Revenue stream comes from ads and selling additional apps and necessary OS extensions via the application network. Lock it down so users can't just download any software and run on the system, in the name of security. Vulnerabilities? Reload the entire OS (well, deltas) when any unregistered bits are detected. Who needs anti-virus if the whole kitchen sink is thrown out and replaced at the first whiff of trouble? Trouble getting users to install .NET? Don't offer the choice if you don't like what people chooses. Flash? Locked down like iPhone and make Adobe beg to meet the necessary needs and no more like playing YouTube but screwing AIR. Let Adobe build AIRphone if they want to.
What Microsoft gets:
- Software distribution network
- De facto search engine
- Payment network
- Massive identity network
- Secure platform
- Largest IM network
Are there any programmable game chairs out there?

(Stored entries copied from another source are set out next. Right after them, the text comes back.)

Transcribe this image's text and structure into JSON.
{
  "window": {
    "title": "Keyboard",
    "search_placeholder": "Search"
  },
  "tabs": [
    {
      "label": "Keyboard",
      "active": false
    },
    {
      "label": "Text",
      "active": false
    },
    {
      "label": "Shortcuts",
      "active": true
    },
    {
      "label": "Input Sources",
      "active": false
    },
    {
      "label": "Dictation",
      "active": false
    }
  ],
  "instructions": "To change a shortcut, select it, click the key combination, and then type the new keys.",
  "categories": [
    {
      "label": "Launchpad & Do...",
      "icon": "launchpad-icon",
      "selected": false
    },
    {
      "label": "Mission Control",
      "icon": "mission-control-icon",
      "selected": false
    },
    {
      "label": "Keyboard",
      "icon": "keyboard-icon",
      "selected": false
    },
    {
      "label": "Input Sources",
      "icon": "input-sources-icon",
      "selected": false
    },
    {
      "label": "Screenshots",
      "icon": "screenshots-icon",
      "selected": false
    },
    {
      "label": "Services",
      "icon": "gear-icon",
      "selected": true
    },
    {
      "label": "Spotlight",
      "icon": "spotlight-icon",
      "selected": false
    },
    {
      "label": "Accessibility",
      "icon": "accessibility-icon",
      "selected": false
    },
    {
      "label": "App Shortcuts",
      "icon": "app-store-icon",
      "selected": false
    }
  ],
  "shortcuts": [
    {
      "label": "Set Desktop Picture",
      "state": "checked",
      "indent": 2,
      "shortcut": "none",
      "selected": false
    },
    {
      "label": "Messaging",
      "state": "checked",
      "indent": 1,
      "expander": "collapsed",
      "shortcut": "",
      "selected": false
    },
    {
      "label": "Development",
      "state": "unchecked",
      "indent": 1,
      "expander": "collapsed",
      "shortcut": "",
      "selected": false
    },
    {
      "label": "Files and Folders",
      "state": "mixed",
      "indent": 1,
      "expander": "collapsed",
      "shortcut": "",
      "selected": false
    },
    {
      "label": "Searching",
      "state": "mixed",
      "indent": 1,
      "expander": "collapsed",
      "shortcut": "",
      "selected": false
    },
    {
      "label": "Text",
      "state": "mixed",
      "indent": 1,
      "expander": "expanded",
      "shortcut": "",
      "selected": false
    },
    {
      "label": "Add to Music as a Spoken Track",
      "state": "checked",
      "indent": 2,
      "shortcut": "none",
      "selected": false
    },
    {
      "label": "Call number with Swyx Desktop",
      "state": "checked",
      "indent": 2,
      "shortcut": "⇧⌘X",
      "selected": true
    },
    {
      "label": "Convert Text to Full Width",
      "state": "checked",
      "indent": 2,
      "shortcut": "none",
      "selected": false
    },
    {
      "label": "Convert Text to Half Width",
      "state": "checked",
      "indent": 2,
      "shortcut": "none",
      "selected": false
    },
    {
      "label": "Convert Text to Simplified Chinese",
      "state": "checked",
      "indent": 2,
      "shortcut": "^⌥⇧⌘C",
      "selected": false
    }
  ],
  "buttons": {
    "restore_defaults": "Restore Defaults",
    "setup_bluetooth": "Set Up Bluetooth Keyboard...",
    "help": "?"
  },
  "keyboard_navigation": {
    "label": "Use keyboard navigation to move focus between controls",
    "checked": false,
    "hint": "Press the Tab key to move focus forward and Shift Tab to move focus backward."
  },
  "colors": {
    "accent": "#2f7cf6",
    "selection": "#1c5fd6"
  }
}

I mean one with force feedback motors instead of chair on woofer kind. Chairs from Ultimate Game Chair looks good but I've read that they are driven by sound output instead of specific force feedback signals because game console makers started to encrypt the signals.
My need is not urgent because the idea (no, it's not a game) I want to explore has been gathering dust in my head for more than a decade but I want to start collecting necessary parts, one of which is zero-g chair with fine-grained force feedback control. Biggest concern I have with my idea is motion sickness and fatigue (imagine playing Grand Turismo for 8 hours a day, 5 days a week). Only workaround I have is selective process like the way fighter pilots are chosen.